她手中的资料,是阿娟熬了好几个通宵整理出来的。从建国初期的土地分配凭证,到改革开放后的家庭联产承包责任书,再到近年政府下发的关于农村土地集体所有权的红头文件……每一张泛黄的纸页,都在无声地诉说着一个事实:这片土地,从来就不属于任何个人。
“叔,婶儿,您看。”沈玖走进一户正在犹豫的村民家中,将一份土地承包合同和丰禾的宣传单并排放在桌上,“他们给的是租金,租期一到,地还是不是你的,得看合同里的弯弯绕。我们给的是股权,是分红,更是子孙后代还能在这片地上种麦子的权利。”
那位五十多岁的庄稼汉,手指在丰禾那份花花绿绿的宣传单上摩挲着,眼中满是挣扎。他的儿子就在旁边,一个劲儿地劝他:“爸,签了吧!一年能多拿好几千呢!”
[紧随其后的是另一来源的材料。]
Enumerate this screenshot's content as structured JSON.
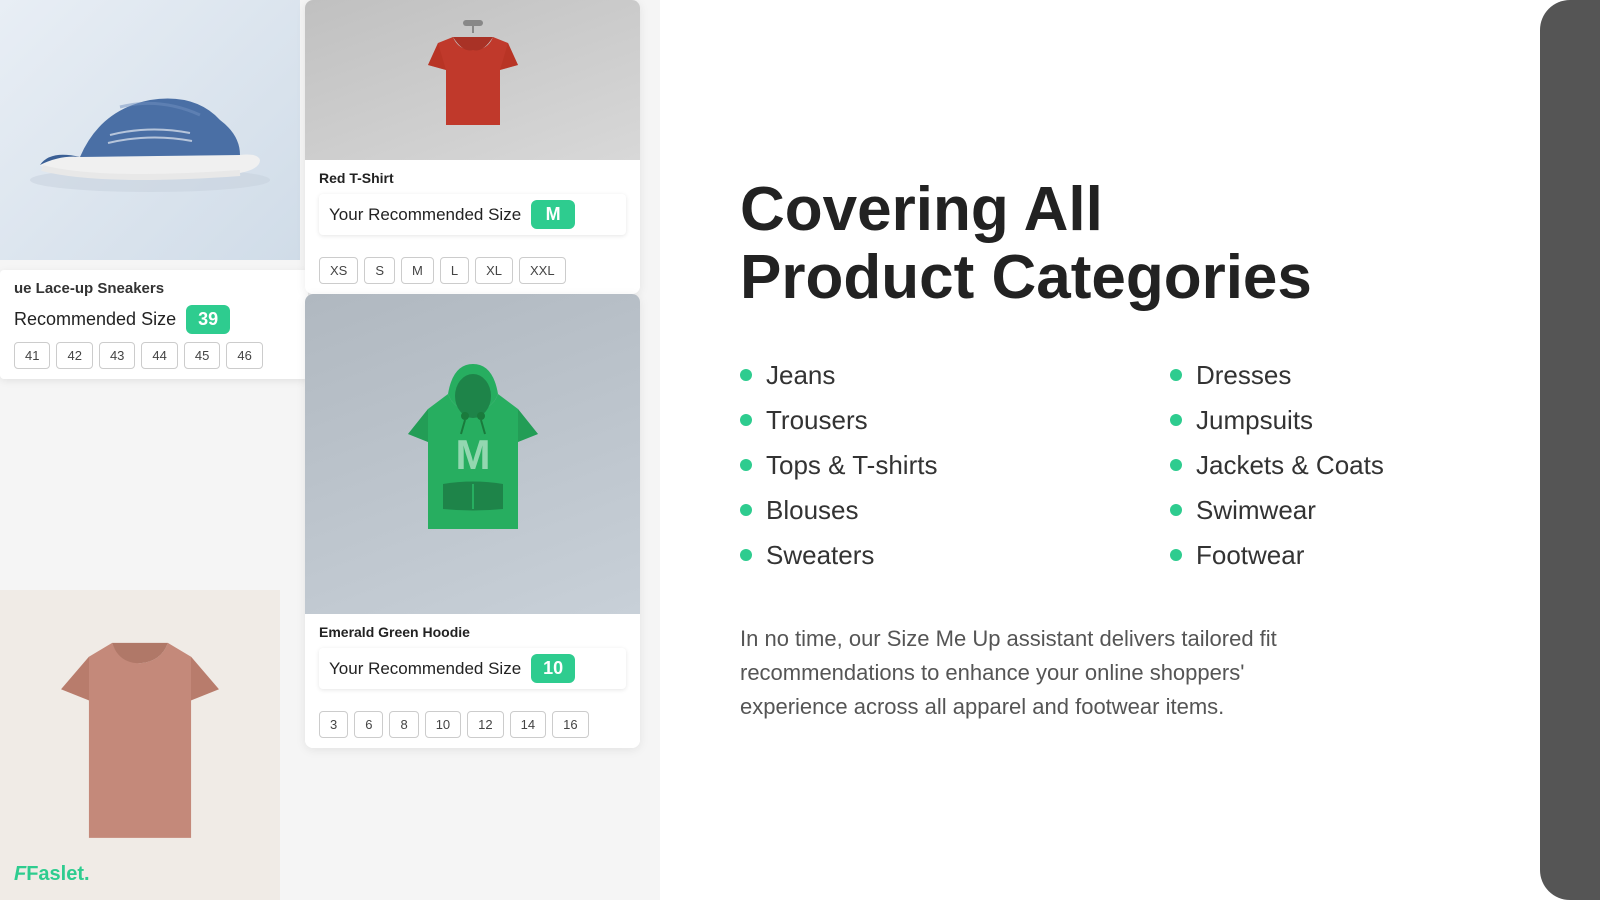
{
  "leftPanel": {
    "shoeAlt": "Blue Lace-up Sneakers",
    "sneakerCard": {
      "title": "ue Lace-up Sneakers",
      "recommendedLabel": "Recommended Size",
      "recommendedSize": "39",
      "sizes": [
        "41",
        "42",
        "43",
        "44",
        "45",
        "46"
      ]
    },
    "redShirt": {
      "name": "Red T-Shirt",
      "recommendedLabel": "Your Recommended Size",
      "recommendedSize": "M",
      "sizes": [
        "XS",
        "S",
        "M",
        "L",
        "XL",
        "XXL"
      ]
    },
    "hoodie": {
      "name": "Emerald Green Hoodie",
      "recommendedLabel": "Your Recommended Size",
      "recommendedSize": "10",
      "sizes": [
        "3",
        "6",
        "8",
        "10",
        "12",
        "14",
        "16"
      ]
    },
    "logo": "Faslet."
  },
  "rightPanel": {
    "heading1": "Covering All",
    "heading2": "Product Categories",
    "categories": [
      {
        "col": 1,
        "name": "Jeans"
      },
      {
        "col": 2,
        "name": "Dresses"
      },
      {
        "col": 1,
        "name": "Trousers"
      },
      {
        "col": 2,
        "name": "Jumpsuits"
      },
      {
        "col": 1,
        "name": "Tops & T-shirts"
      },
      {
        "col": 2,
        "name": "Jackets & Coats"
      },
      {
        "col": 1,
        "name": "Blouses"
      },
      {
        "col": 2,
        "name": "Swimwear"
      },
      {
        "col": 1,
        "name": "Sweaters"
      },
      {
        "col": 2,
        "name": "Footwear"
      }
    ],
    "description": "In no time, our Size Me Up assistant delivers tailored fit recommendations to enhance your online shoppers' experience across all apparel and footwear items."
  },
  "colors": {
    "accent": "#2ecc8f",
    "dark": "#222",
    "text": "#555"
  }
}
沈玖看着他,缓缓说道:“大哥,我听老林叔说,您爹临终前,拉着您的手,就说了一句话:‘守好这地,地是根’。”
庄稼汉浑身一震,猛地抬起头,眼眶瞬间红了。
他死死盯着那份宣传单,仿佛看到的不是钱,而是一张吞噬根脉的血盆大口。
“我爹说,地是咱老祖宗一脚一脚踩出来的,不是他娘的钞票买的!”
他突然爆喝一声,抓起桌上的草签协议,“撕拉”一声,当众撕得粉碎!
纸屑纷飞,像一场迟来的雪。
儿子的惊呼,老婆的埋怨,在这一刻都显得那么苍白。
男人指着门外那片金色的麦浪,声音发颤:“这地,谁也别想拿走!”
这一幕,被跟在后面的村民看得清清楚楚。
榜样的力量是无穷的。
越来越多的人,开始重新审视那份看似诱人的“托管协议”。
而阿娟,则在这场硬仗中,展现出了惊人的能量。她不再是那个只会在故纸堆里默默誊抄的文员。
她主动向陆川请教,设计出了一套“共耕承诺书”的电子模板,并巧妙地嵌入了陆川联系母校老师帮忙搭建的区块链存证系统。